When I land, after a long travel, I choose to eat root vegetables. They grow underground and karmically, they embody the energy of the earth, so there is nothing like a thinly sliced raw root vegetable (water chestnut, sweet potato, carrot, beet) to keep one from blasting off on some "I need heavy food" obsession to sedate the stress of extreme travel.


9. Do you have any major influences? Where do you see the raw food movement heading?

The raw food movement is a grass-roots movement. When all the nation was in panic mode because of a stock market crash recently, I did an inventory of my friends in raw or green business and found their services were being requested more than ever.

Our community is generating more income than ever. I see raw entrepreneurs as the next obvious success stories.

Women are natural mothers, like the earth, so I see many, many female business owners in the raw movement changing the face of the work place.

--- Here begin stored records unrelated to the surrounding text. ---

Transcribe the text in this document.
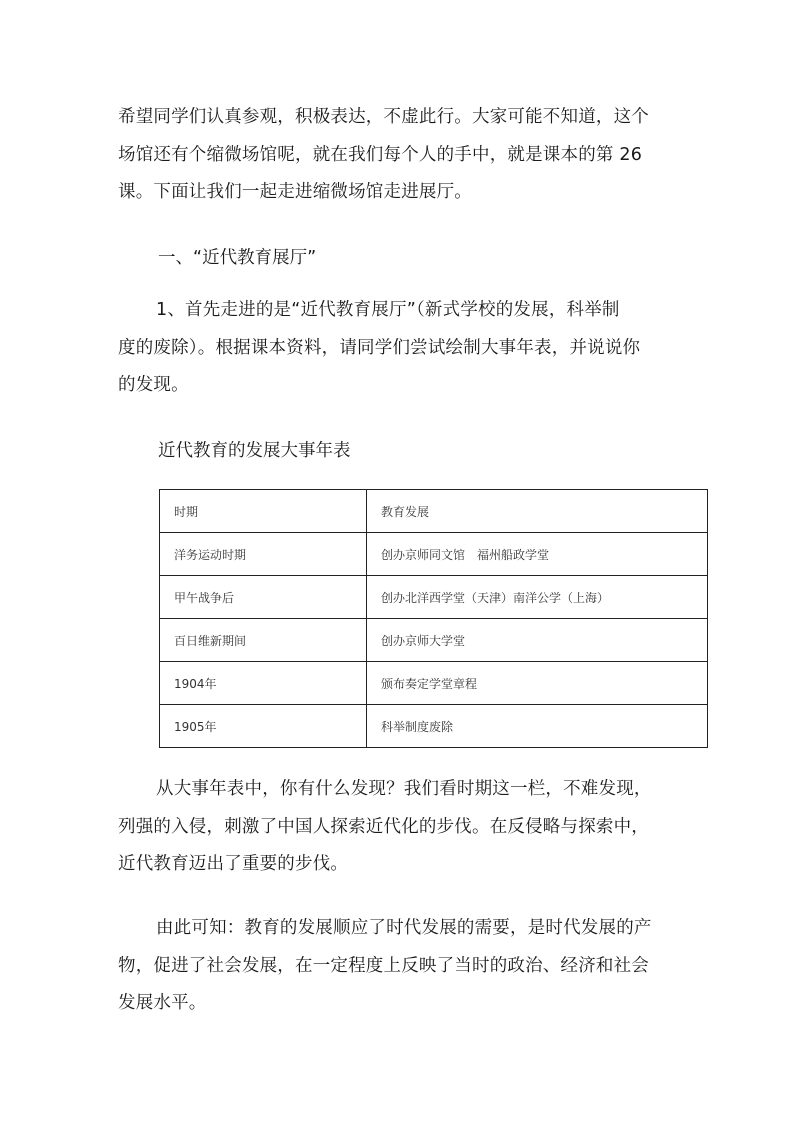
希望同学们认真参观，积极表达，不虚此行。大家可能不知道，这个
场馆还有个缩微场馆呢，就在我们每个人的手中，就是课本的第 26
课。下面让我们一起走进缩微场馆走进展厅。

一、“近代教育展厅”

1、首先走进的是“近代教育展厅”（新式学校的发展，科举制
度的废除）。根据课本资料，请同学们尝试绘制大事年表，并说说你
的发现。

近代教育的发展大事年表

时期	教育发展
洋务运动时期	创办京师同文馆　福州船政学堂
甲午战争后	创办北洋西学堂（天津）南洋公学（上海）
百日维新期间	创办京师大学堂
1904年	颁布奏定学堂章程
1905年	科举制度废除

从大事年表中，你有什么发现？我们看时期这一栏，不难发现，
列强的入侵，刺激了中国人探索近代化的步伐。在反侵略与探索中，
近代教育迈出了重要的步伐。

由此可知：教育的发展顺应了时代发展的需要，是时代发展的产
物，促进了社会发展，在一定程度上反映了当时的政治、经济和社会
发展水平。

I was the first ever fruit eating superhero on national television with my appearance as Creature in Stan Lee and SCIFI's massively popular Who Wants To Be A Superhero. And currently I am filming the comedic lead in the feature film, Bold Native, a film about the Animal LIberation Front being (unjustly) classified as a terrorist organization and what the lives of young animal activists are like when they are wanted by the feds for terrorism (this case is happening right now in the "real" world, people). Please check out Bold Native's initial image story here http://www.openroadfilms.net/boldnative.html . So ... in other words, I'm playing conscious leads in film and television and I see the raw food movement as being ready for popular media now. In fact, I'm seeing it everywhere: in Nacho Libre he Jack Black ate watermelon before a wrestling match and with all his prize money, served the orphans at his monastery salad rather than porridge. In Wall-E the dream and hope of our entire race is tied to the survival and propagation of one little, green sprout. And that's just in front of the camera. I started a company this year that delivers food to MAJOR motion pictures and television and ... my vegetable oil-fueled delivery vans deliver massively more organic produce and natural foods than ever before. It's happening everywhere and now is the raw vegan movement's time for emergence in popular media. Grass roots podcasters are broadcasting it. Internet celebrities are teaching recipes and doing interviews. I'm portraying conscious characters on cable television. Heck, tell the Food Network or Travel Channel that you know of the perfect host for their first ever green travel / adventure show!